El juego unificó a Argentina, elevó a Maradona al altar de las adoraciones populares, más alto que cualquier general, y de la magia de los dos goles de Diego se han enterado nuestros hijos y los conocerán nuestros nietos, y los nietos de nuestros nietos.
Al que no le gusta el futbol porque es un entretenimiento inferior, adelante, se respeta. Como a Claudio Arrau, que no le gustaba tocar a Rajmáninov porque era “música para películas”, y le rodaban las lágrimas hasta el teclado del piano cuando interpretaba a Chopin.
Pero a nuestros gobernantes, obsesionados con la lucha de clases desde las épocas de la facultad, cuando decían que el futbol era un circo de Televisa para “adormecer a las masas”, no les gusta la alegría ni entienden de emociones.
Se hicieron a un lado del Mundial. Se equivocaron.
No le tuvieron fe al futbol porque en su interpretación marxista de la historia ese deporte pertenece “al enemigo de clase”.
Valdano puso en su artículo algo imposible que comprendan los dogmáticos: “Los pueblos no construyen sus mitos con criterios jurídicos.
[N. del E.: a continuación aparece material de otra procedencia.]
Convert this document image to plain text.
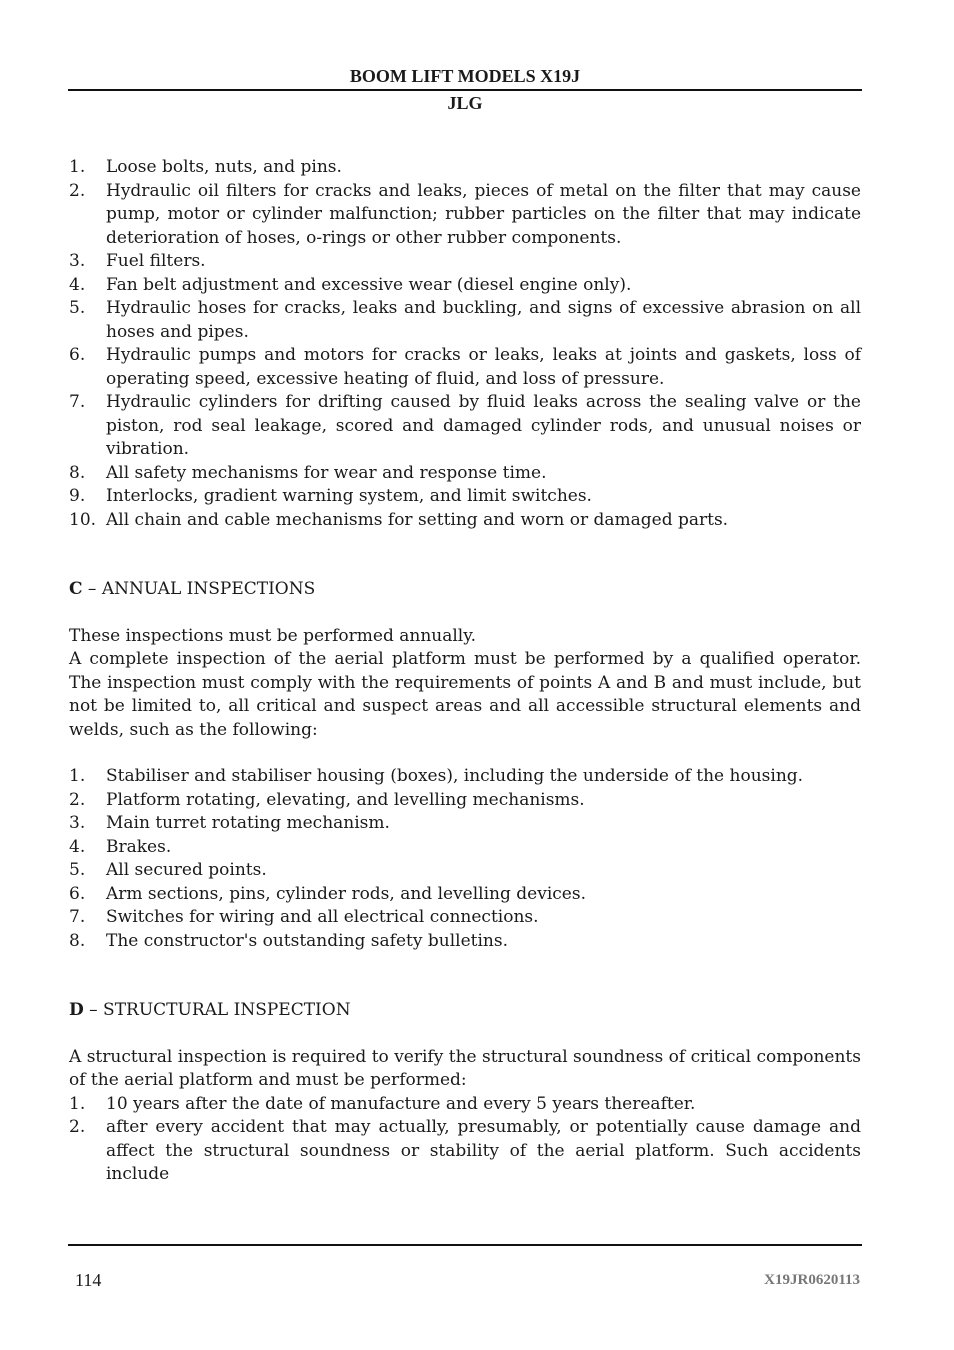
BOOM LIFT MODELS X19J
JLG
1. Loose bolts, nuts, and pins.
2. Hydraulic oil filters for cracks and leaks, pieces of metal on the filter that may cause pump, motor or cylinder malfunction; rubber particles on the filter that may indicate deterioration of hoses, o-rings or other rubber components.
3. Fuel filters.
4. Fan belt adjustment and excessive wear (diesel engine only).
5. Hydraulic hoses for cracks, leaks and buckling, and signs of excessive abrasion on all hoses and pipes.
6. Hydraulic pumps and motors for cracks or leaks, leaks at joints and gaskets, loss of operating speed, excessive heating of fluid, and loss of pressure.
7. Hydraulic cylinders for drifting caused by fluid leaks across the sealing valve or the piston, rod seal leakage, scored and damaged cylinder rods, and unusual noises or vibration.
8. All safety mechanisms for wear and response time.
9. Interlocks, gradient warning system, and limit switches.
10. All chain and cable mechanisms for setting and worn or damaged parts.
C – ANNUAL INSPECTIONS

These inspections must be performed annually.

A complete inspection of the aerial platform must be performed by a qualified operator. The inspection must comply with the requirements of points A and B and must include, but not be limited to, all critical and suspect areas and all accessible structural elements and welds, such as the following:

1. Stabiliser and stabiliser housing (boxes), including the underside of the housing.
2. Platform rotating, elevating, and levelling mechanisms.
3. Main turret rotating mechanism.
4. Brakes.
5. All secured points.
6. Arm sections, pins, cylinder rods, and levelling devices.
7. Switches for wiring and all electrical connections.
8. The constructor's outstanding safety bulletins.
D – STRUCTURAL INSPECTION

A structural inspection is required to verify the structural soundness of critical components of the aerial platform and must be performed:

1. 10 years after the date of manufacture and every 5 years thereafter.
2. after every accident that may actually, presumably, or potentially cause damage and affect the structural soundness or stability of the aerial platform. Such accidents include
114	X19JR0620113
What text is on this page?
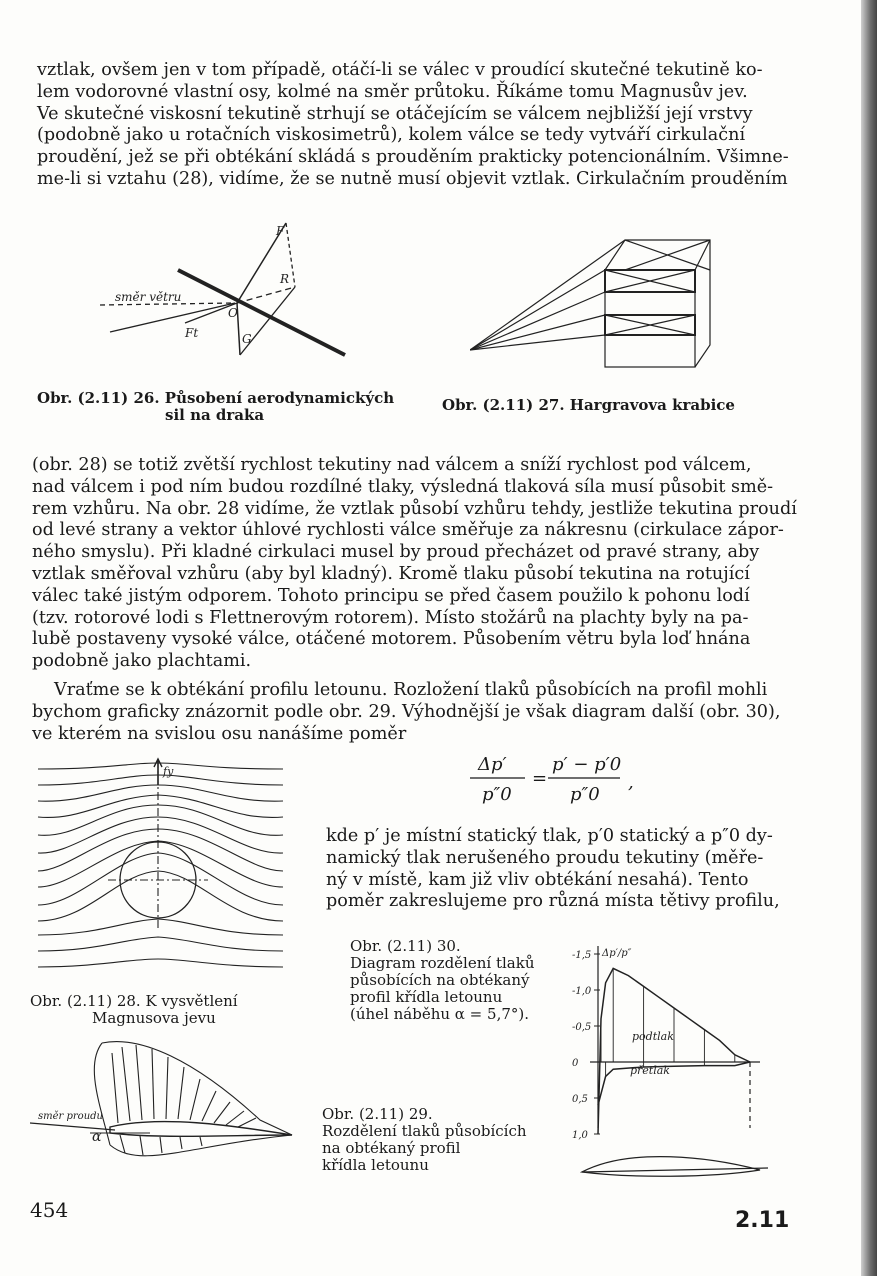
vztlak, ovšem jen v tom případě, otáčí-li se válec v proudící skutečné tekutině ko-
lem vodorovné vlastní osy, kolmé na směr průtoku. Říkáme tomu Magnusův jev.
Ve skutečné viskosní tekutině strhují se otáčejícím se válcem nejbližší její vrstvy
(podobně jako u rotačních viskosimetrů), kolem válce se tedy vytváří cirkulační
proudění, jež se při obtékání skládá s prouděním prakticky potencionálním. Všimne-
me-li si vztahu (28), vidíme, že se nutně musí objevit vztlak. Cirkulačním prouděním
směr větru
F
R
O
Ft	G
Obr. (2.11) 26. Působení aerodynamických
sil na draka
Obr. (2.11) 27. Hargravova krabice
(obr. 28) se totiž zvětší rychlost tekutiny nad válcem a sníží rychlost pod válcem,
nad válcem i pod ním budou rozdílné tlaky, výsledná tlaková síla musí působit smě-
rem vzhůru. Na obr. 28 vidíme, že vztlak působí vzhůru tehdy, jestliže tekutina proudí
od levé strany a vektor úhlové rychlosti válce směřuje za nákresnu (cirkulace zápor-
ného smyslu). Při kladné cirkulaci musel by proud přecházet od pravé strany, aby
vztlak směřoval vzhůru (aby byl kladný). Kromě tlaku působí tekutina na rotující
válec také jistým odporem. Tohoto principu se před časem použilo k pohonu lodí
(tzv. rotorové lodi s Flettnerovým rotorem). Místo stožárů na plachty byly na pa-
lubě postaveny vysoké válce, otáčené motorem. Působením větru byla loď hnána
podobně jako plachtami.
Vraťme se k obtékání profilu letounu. Rozložení tlaků působících na profil mohli
bychom graficky znázornit podle obr. 29. Výhodnější je však diagram další (obr. 30),
ve kterém na svislou osu nanášíme poměr
Δp′
p″0
=
p′ − p′0
p″0
,
kde p′ je místní statický tlak, p′0 statický a p″0 dy-
namický tlak nerušeného proudu tekutiny (měře-
ný v místě, kam již vliv obtékání nesahá). Tento
poměr zakreslujeme pro různá místa tětivy profilu,
fy
Obr. (2.11) 28. K vysvětlení
Magnusova jevu
Obr. (2.11) 30.
Diagram rozdělení tlaků
působících na obtékaný
profil křídla letounu
(úhel náběhu α = 5,7°).
-1,5
-1,0
-0,5
0
0,5
1,0
Δp′/p″
podtlak
přetlak
směr proudu
α
Obr. (2.11) 29.
Rozdělení tlaků působících
na obtékaný profil
křídla letounu
454	2.11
Los construyen con emociones. Si no, Aquiles sería un asesino. Ulises un mentiroso y El Cid un mercenario”.
Hablaba, claro, de “la mano de Dios” en ese partido, y del otro gol de Maradona que fue "una sinfonía de diez toques en diez segundos. Diez segundos que llegan hasta hoy”.
No hay dinero para ir al estadio, condenada FIFA. Pero vamos a Ángel, como fuimos luego de los dos goles de Luis García a Irlanda. O como fuimos a Reforma a festejar el campeonato que ganó la sufrida Máquina de Cruz Azul.